В церкви они бывали лишь несколько раз в году, обязательно – на Пасху, Рождество и Троицу. Георгия забавляло недоумение взрослых, впервые увидевших скамьи в православном храме, где полагалось выстаивать службы, а вот теперь можно было – высиживать. Он с учтиво-скучливой миной вслушивался в речи бородатых священников, творивших литургию на малопонятном языке, – эти речи не трогали его, ничего не вызывая в памяти.

Ни отец, ни дядя с тетей не настаивали на том, чтобы мальчик непременно получил «русское образование». В детстве он читал Пушкина, Гарина-Михайловского, Некрасова, но по-настоящему русская культура привлекла его внимание лишь в конце сороковых – начале пятидесятых годов.

Новая Англия, New England – так в 1614 году английский капитан Дж. Смит предложил называть район на американском северо-востоке, охватив общим именем территорию штатов Мэн, Нью-Хэмпшир, Вермонт, Массачусетс, Коннектикут и Род-Айленд с условным центром в Бостоне.

Но Новая Англия – не просто географическое или историческое понятие, это уникальное явление в духовной жизни Северной Америки. Поэтому когда мы говорим, что Георгий Ермо-Николаев, Джордж Ермо, получил образование в колледже Мильтона и в Гарварде, мы должны отдавать себе отчет в том, в каком котле варился дух будущего писателя. Эту похлебку заварили отцы-основатели и их последователи, ожесточавшие свои сердца к твари и любившие одного только Бога: они, видимо, полагали, что любовь к человеку является грехом самого Бога, а ад, несомненно, находится в самом горячем месте Господня сердца. В конце концов им удалось осуществить the Marriage of Heaven and Hell на землях Новой Англии, брак, связанный веревками, на которых в 1692 году фанатики в Сэйлеме повесили девятнадцать женщин, обвиненных в ведьмовстве.

Нью-Сэйлем Джорджа Ермо с его стандартными коттеджами и стерильно-унылой главной улицей в самом своем названии хранил память о том Сэйлеме-Салиме-Иерусалиме, который стал символом американского ада, Америки «Алой буквы» Готорна.

Георгий учился в том же колледже, что и Томас Стернз Элиот, и дышал воздухом, которым дышали Эмерсон, Торо, Мелвилл, Готорн и Эмили Дикинсон, сохранявшие глубинную, потаенную связь с особенностями мышления и восприятия, свойственными английским поэтам-метафизикам.

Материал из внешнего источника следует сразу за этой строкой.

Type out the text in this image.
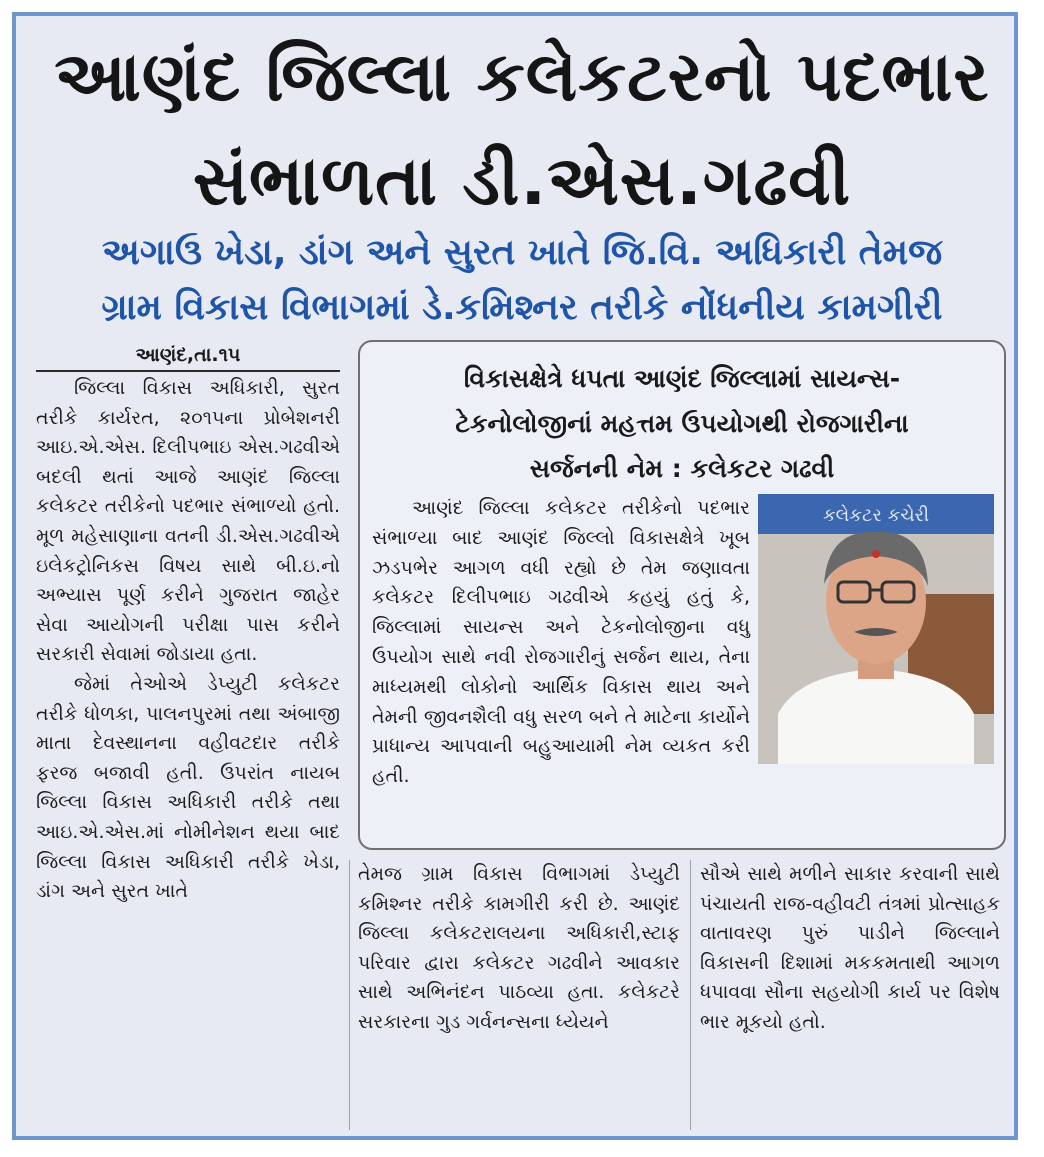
આણંદ જિલ્લા કલેકટરનો પદભાર
સંભાળતા ડી.એસ.ગઢવી
અગાઉ ખેડા, ડાંગ અને સુરત ખાતે જિ.વિ. અધિકારી તેમજ
ગ્રામ વિકાસ વિભાગમાં ડે.કમિશ્નર તરીકે નોંધનીય કામગીરી
આણંદ,તા.૧૫

જિલ્લા વિકાસ અધિકારી, સુરત તરીકે કાર્યરત, ૨૦૧૫ના પ્રોબેશનરી આઇ.એ.એસ. દિલીપભાઇ એસ.ગઢવીએ બદલી થતાં આજે આણંદ જિલ્લા કલેકટર તરીકેનો પદભાર સંભાળ્યો હતો. મૂળ મહેસાણાના વતની ડી.એસ.ગઢવીએ ઇલેકટ્રોનિકસ વિષય સાથે બી.ઇ.નો અભ્યાસ પૂર્ણ કરીને ગુજરાત જાહેર સેવા આયોગની પરીક્ષા પાસ કરીને સરકારી સેવામાં જોડાયા હતા.

જેમાં તેઓએ ડેપ્યુટી કલેકટર તરીકે ધોળકા, પાલનપુરમાં તથા અંબાજી માતા દેવસ્થાનના વહીવટદાર તરીકે ફરજ બજાવી હતી. ઉપરાંત નાયબ જિલ્લા વિકાસ અધિકારી તરીકે તથા આઇ.એ.એસ.માં નોમીનેશન થયા બાદ જિલ્લા વિકાસ અધિકારી તરીકે ખેડા, ડાંગ અને સુરત ખાતે

વિકાસક્ષેત્રે ધપતા આણંદ જિલ્લામાં સાયન્સ-
ટેકનોલોજીનાં મહત્તમ ઉપયોગથી રોજગારીના
સર્જનની નેમ : કલેકટર ગઢવી
કલેકટર કચેરી

આણંદ જિલ્લા કલેકટર તરીકેનો પદભાર સંભાળ્યા બાદ આણંદ જિલ્લો વિકાસક્ષેત્રે ખૂબ ઝડપભેર આગળ વધી રહ્યો છે તેમ જણાવતા કલેકટર દિલીપભાઇ ગઢવીએ કહયું હતું કે, જિલ્લામાં સાયન્સ અને ટેકનોલોજીના વધુ ઉપયોગ સાથે નવી રોજગારીનું સર્જન થાય, તેના માધ્યમથી લોકોનો આર્થિક વિકાસ થાય અને તેમની જીવનશૈલી વધુ સરળ બને તે માટેના કાર્યોને પ્રાધાન્ય આપવાની બહુઆયામી નેમ વ્યકત કરી હતી.

તેમજ ગ્રામ વિકાસ વિભાગમાં ડેપ્યુટી કમિશ્નર તરીકે કામગીરી કરી છે. આણંદ જિલ્લા કલેકટરાલયના અધિકારી,સ્ટાફ પરિવાર દ્વારા કલેકટર ગઢવીને આવકાર સાથે અભિનંદન પાઠવ્યા હતા. કલેકટરે સરકારના ગુડ ગર્વનન્સના ધ્યેયને

સૌએ સાથે મળીને સાકાર કરવાની સાથે પંચાયતી રાજ-વહીવટી તંત્રમાં પ્રોત્સાહક વાતાવરણ પુરું પાડીને જિલ્લાને વિકાસની દિશામાં મકકમતાથી આગળ ધપાવવા સૌના સહયોગી કાર્ય પર વિશેષ ભાર મૂકયો હતો.
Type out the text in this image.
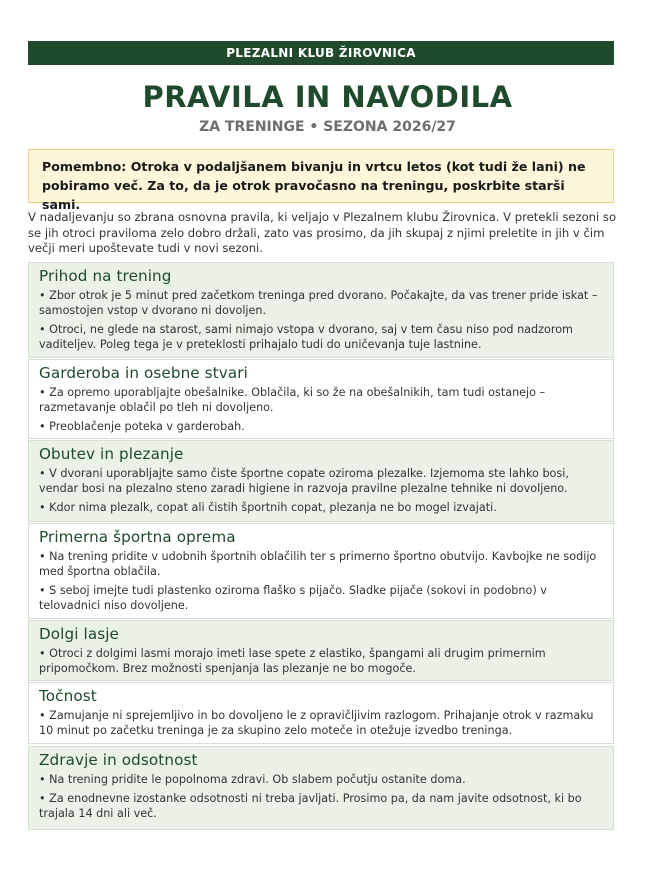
PLEZALNI KLUB ŽIROVNICA
PRAVILA IN NAVODILA
ZA TRENINGE • SEZONA 2026/27
Pomembno: Otroka v podaljšanem bivanju in vrtcu letos (kot tudi že lani) ne pobiramo več. Za to, da je otrok pravočasno na treningu, poskrbite starši sami.

V nadaljevanju so zbrana osnovna pravila, ki veljajo v Plezalnem klubu Žirovnica. V pretekli sezoni so se jih otroci praviloma zelo dobro držali, zato vas prosimo, da jih skupaj z njimi preletite in jih v čim večji meri upoštevate tudi v novi sezoni.

Prihod na trening

• Zbor otrok je 5 minut pred začetkom treninga pred dvorano. Počakajte, da vas trener pride iskat – samostojen vstop v dvorano ni dovoljen.

• Otroci, ne glede na starost, sami nimajo vstopa v dvorano, saj v tem času niso pod nadzorom vaditeljev. Poleg tega je v preteklosti prihajalo tudi do uničevanja tuje lastnine.

Garderoba in osebne stvari

• Za opremo uporabljajte obešalnike. Oblačila, ki so že na obešalnikih, tam tudi ostanejo – razmetavanje oblačil po tleh ni dovoljeno.

• Preoblačenje poteka v garderobah.

Obutev in plezanje

• V dvorani uporabljajte samo čiste športne copate oziroma plezalke. Izjemoma ste lahko bosi, vendar bosi na plezalno steno zaradi higiene in razvoja pravilne plezalne tehnike ni dovoljeno.

• Kdor nima plezalk, copat ali čistih športnih copat, plezanja ne bo mogel izvajati.

Primerna športna oprema

• Na trening pridite v udobnih športnih oblačilih ter s primerno športno obutvijo. Kavbojke ne sodijo med športna oblačila.

• S seboj imejte tudi plastenko oziroma flaško s pijačo. Sladke pijače (sokovi in podobno) v telovadnici niso dovoljene.

Dolgi lasje

• Otroci z dolgimi lasmi morajo imeti lase spete z elastiko, špangami ali drugim primernim pripomočkom. Brez možnosti spenjanja las plezanje ne bo mogoče.

Točnost

• Zamujanje ni sprejemljivo in bo dovoljeno le z opravičljivim razlogom. Prihajanje otrok v razmaku 10 minut po začetku treninga je za skupino zelo moteče in otežuje izvedbo treninga.

Zdravje in odsotnost

• Na trening pridite le popolnoma zdravi. Ob slabem počutju ostanite doma.

• Za enodnevne izostanke odsotnosti ni treba javljati. Prosimo pa, da nam javite odsotnost, ki bo trajala 14 dni ali več.
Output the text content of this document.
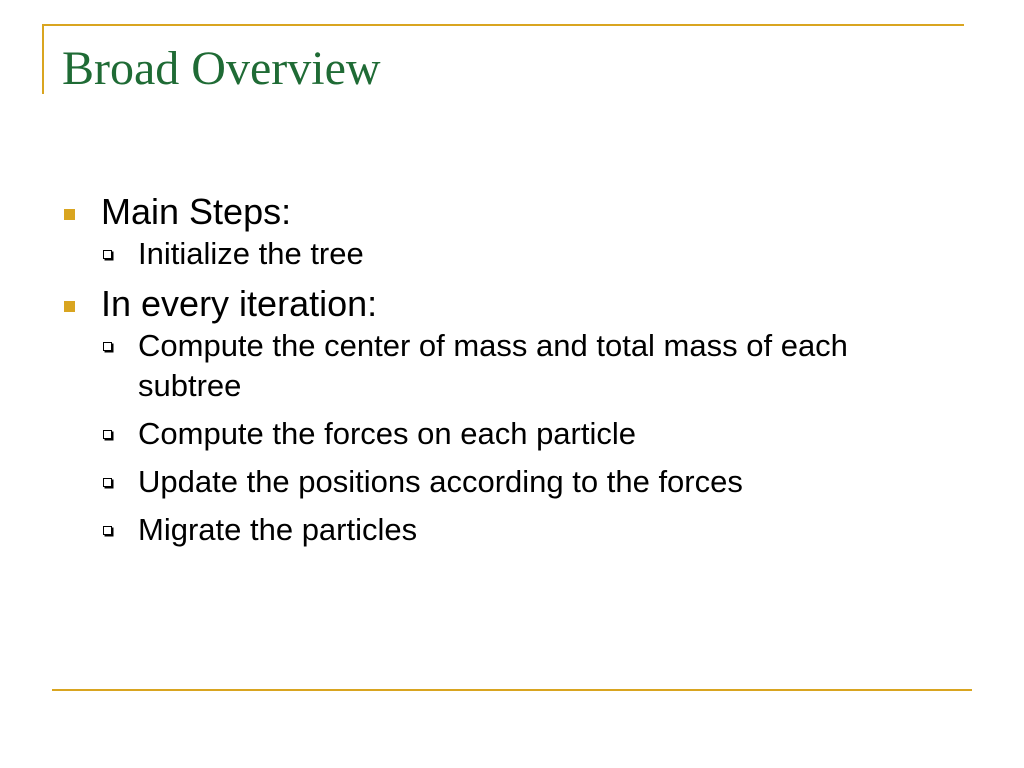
Broad Overview
Main Steps:
Initialize the tree
In every iteration:
Compute the center of mass and total mass of each subtree
Compute the forces on each particle
Update the positions according to the forces
Migrate the particles
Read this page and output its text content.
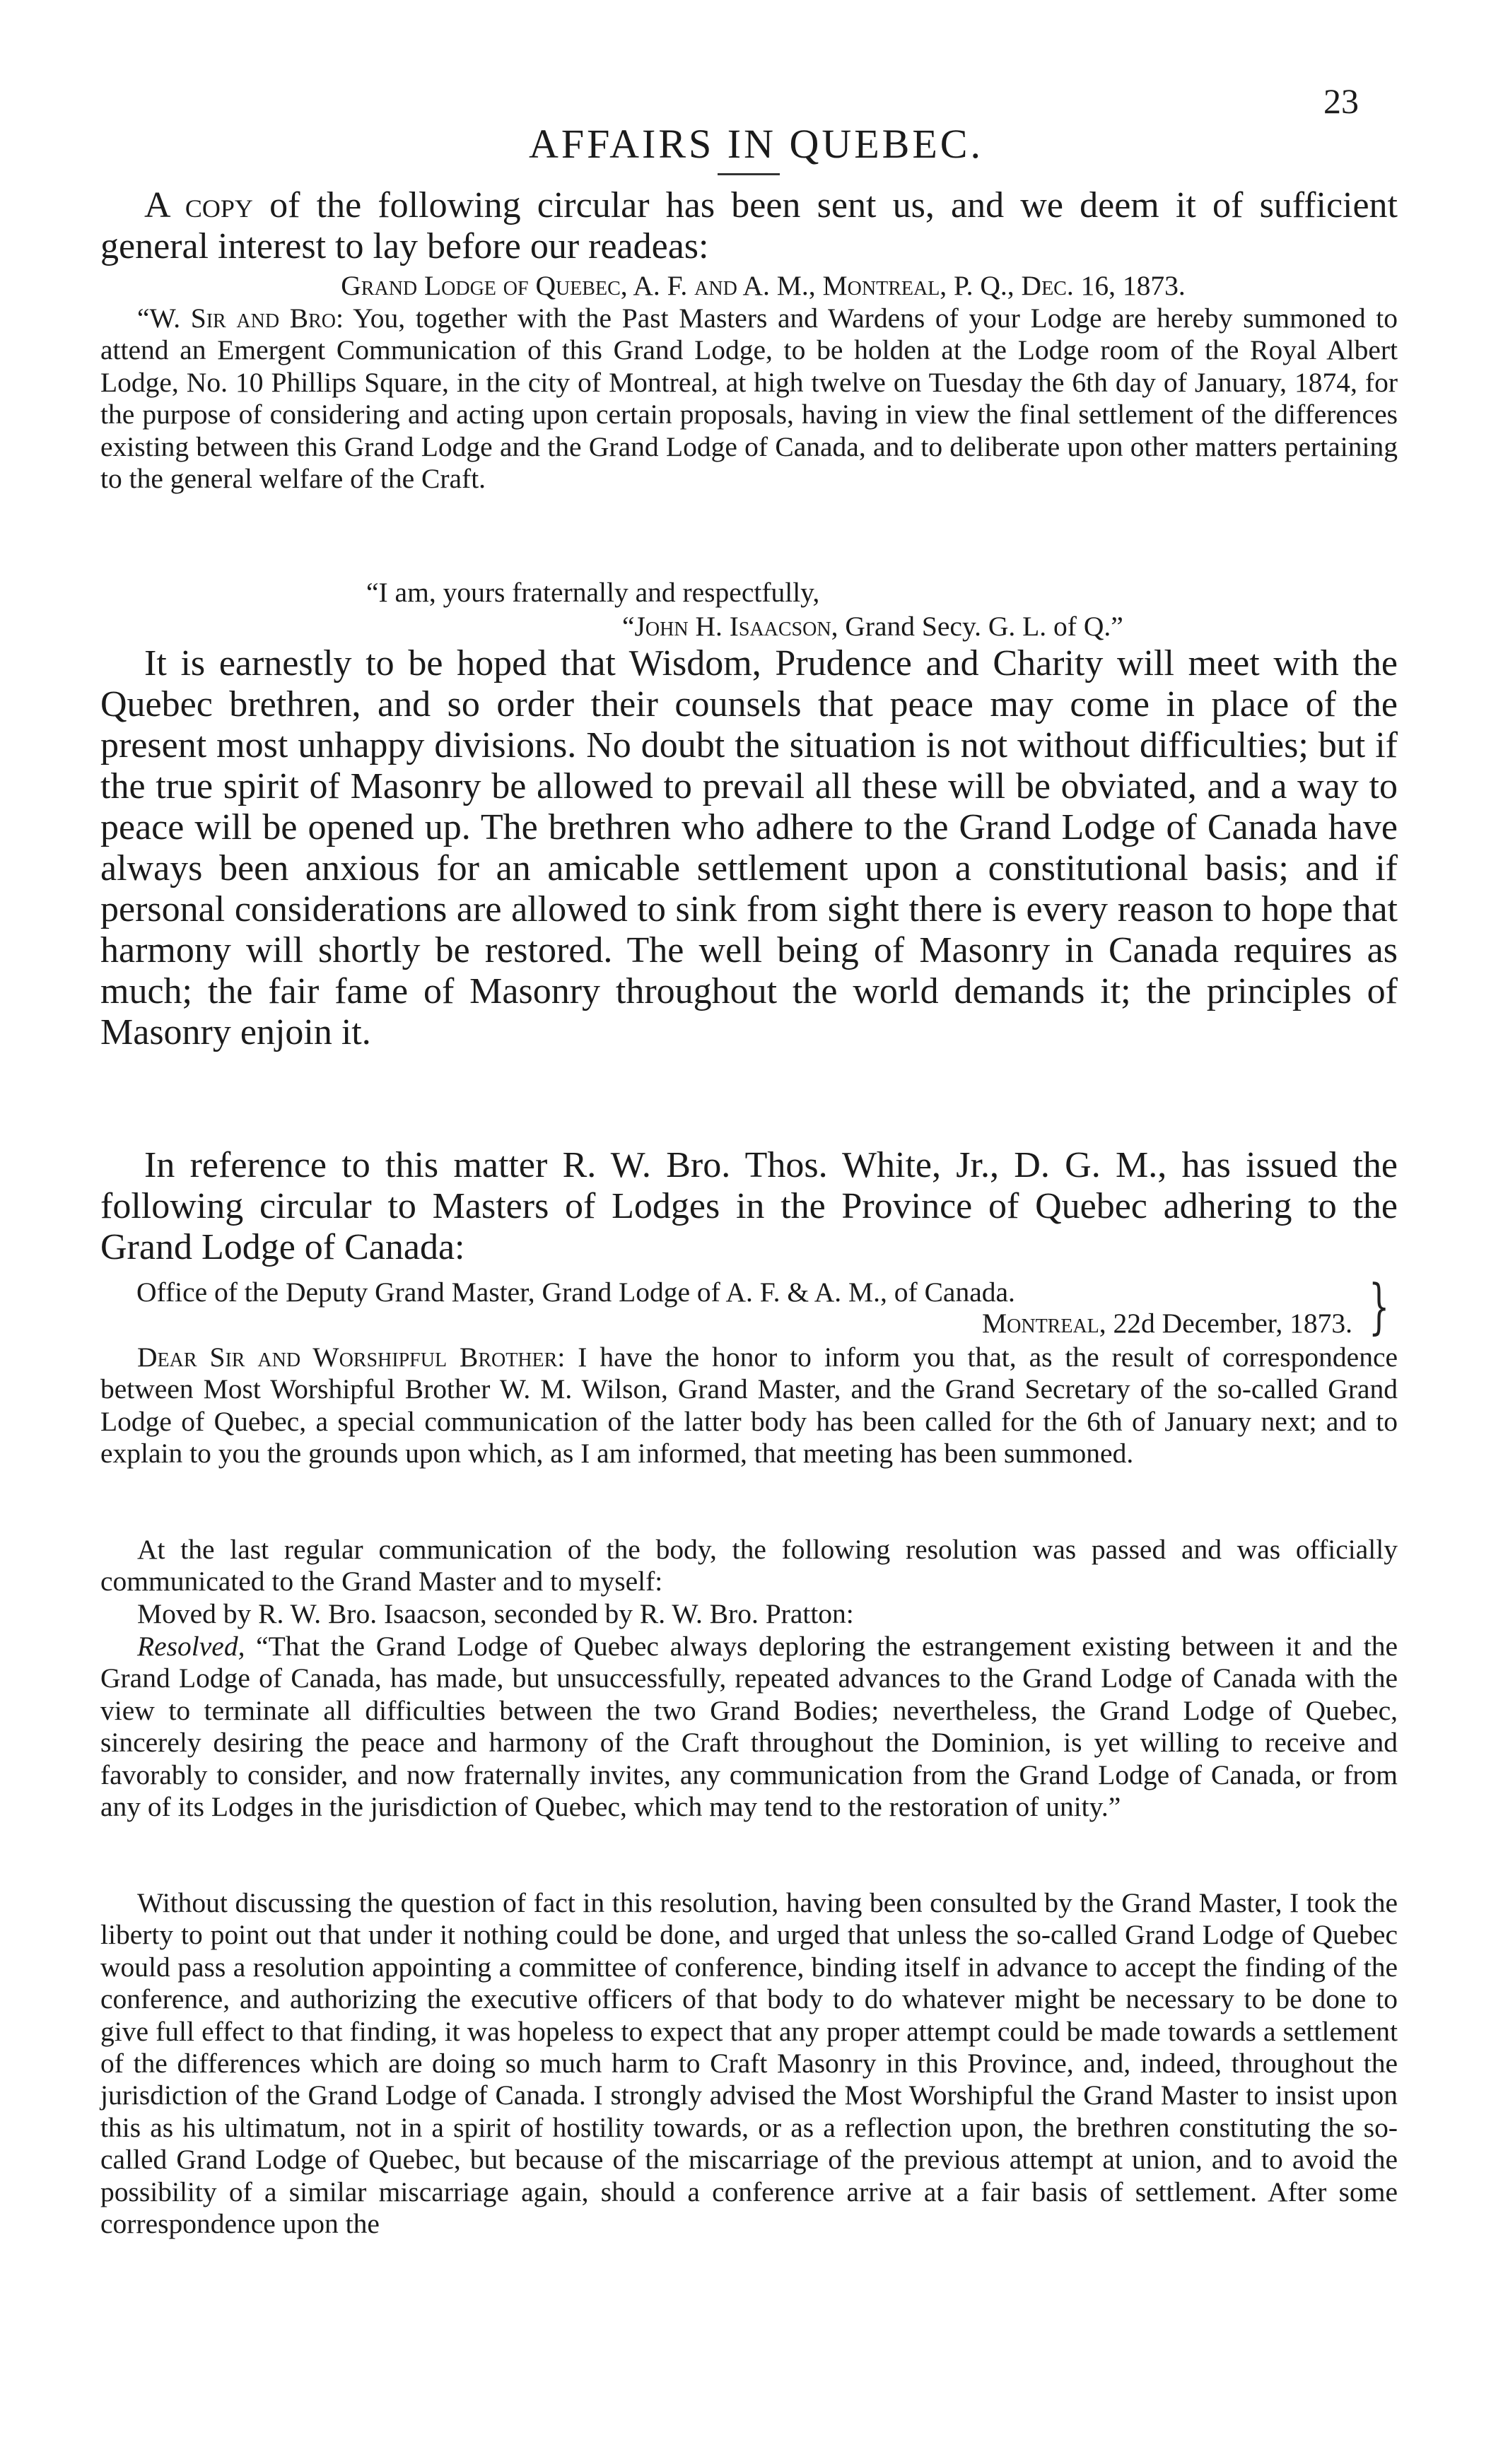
23
AFFAIRS IN QUEBEC.

A copy of the following circular has been sent us, and we deem it of sufficient general interest to lay before our readeas:

Grand Lodge of Quebec, A. F. and A. M., Montreal, P. Q., Dec. 16, 1873.

“W. Sir and Bro: You, together with the Past Masters and Wardens of your Lodge are hereby summoned to attend an Emergent Communication of this Grand Lodge, to be holden at the Lodge room of the Royal Albert Lodge, No. 10 Phillips Square, in the city of Montreal, at high twelve on Tuesday the 6th day of January, 1874, for the purpose of considering and acting upon certain proposals, having in view the final settlement of the differences existing between this Grand Lodge and the Grand Lodge of Canada, and to deliberate upon other matters pertaining to the general welfare of the Craft.

“I am, yours fraternally and respectfully,

“John H. Isaacson, Grand Secy. G. L. of Q.”

It is earnestly to be hoped that Wisdom, Prudence and Charity will meet with the Quebec brethren, and so order their counsels that peace may come in place of the present most unhappy divisions. No doubt the situation is not without difficulties; but if the true spirit of Masonry be allowed to prevail all these will be obviated, and a way to peace will be opened up. The brethren who adhere to the Grand Lodge of Canada have always been anxious for an amicable settlement upon a constitutional basis; and if personal considerations are allowed to sink from sight there is every reason to hope that harmony will shortly be restored. The well being of Masonry in Canada requires as much; the fair fame of Masonry throughout the world demands it; the principles of Masonry enjoin it.

In reference to this matter R. W. Bro. Thos. White, Jr., D. G. M., has issued the following circular to Masters of Lodges in the Province of Quebec adhering to the Grand Lodge of Canada:

Office of the Deputy Grand Master, Grand Lodge of A. F. & A. M., of Canada.
Montreal, 22d December, 1873. }

Dear Sir and Worshipful Brother: I have the honor to inform you that, as the result of correspondence between Most Worshipful Brother W. M. Wilson, Grand Master, and the Grand Secretary of the so-called Grand Lodge of Quebec, a special communication of the latter body has been called for the 6th of January next; and to explain to you the grounds upon which, as I am informed, that meeting has been summoned.

At the last regular communication of the body, the following resolution was passed and was officially communicated to the Grand Master and to myself:

Moved by R. W. Bro. Isaacson, seconded by R. W. Bro. Pratton:

Resolved, “That the Grand Lodge of Quebec always deploring the estrangement existing between it and the Grand Lodge of Canada, has made, but unsuccessfully, repeated advances to the Grand Lodge of Canada with the view to terminate all difficulties between the two Grand Bodies; nevertheless, the Grand Lodge of Quebec, sincerely desiring the peace and harmony of the Craft throughout the Dominion, is yet willing to receive and favorably to consider, and now fraternally invites, any communication from the Grand Lodge of Canada, or from any of its Lodges in the jurisdiction of Quebec, which may tend to the restoration of unity.”

Without discussing the question of fact in this resolution, having been consulted by the Grand Master, I took the liberty to point out that under it nothing could be done, and urged that unless the so-called Grand Lodge of Quebec would pass a resolution appointing a committee of conference, binding itself in advance to accept the finding of the conference, and authorizing the executive officers of that body to do whatever might be necessary to be done to give full effect to that finding, it was hopeless to expect that any proper attempt could be made towards a settlement of the differences which are doing so much harm to Craft Masonry in this Province, and, indeed, throughout the jurisdiction of the Grand Lodge of Canada. I strongly advised the Most Worshipful the Grand Master to insist upon this as his ultimatum, not in a spirit of hostility towards, or as a reflection upon, the brethren constituting the so-called Grand Lodge of Quebec, but because of the miscarriage of the previous attempt at union, and to avoid the possibility of a similar miscarriage again, should a conference arrive at a fair basis of settlement. After some correspondence upon the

Здесь начинался творческий путь писателя, к опыту которого Ермо присматривался особенно внимательно, – Генри Джеймса. Сегодня мы вправе рассматривать в одном контексте «Письма Асперна» Джеймса, «Бербенк с бедекером, Блейштейн с сигарой» Элиота и «Als Ob» Ермо-Николаева – три произведения, посвященные Венеции и выросшие из одного источника. Другим писателем, оказавшим заметное влияние на Ермо, был, вне всякого сомнения, Натаниел Готорн. Как выразился однажды Элиот, Готорна и Джеймса объединяло «равнодушие к религиозной догме, сочетавшееся в то же время с исключительно глубоким постижением жизни духа», а также «обостренное чувство добра и зла». Это соображение важно и для понимания творчества Джорджа Ермо, автора «Путешествия в», «Убежища», «Второй смерти» и «Als Оb».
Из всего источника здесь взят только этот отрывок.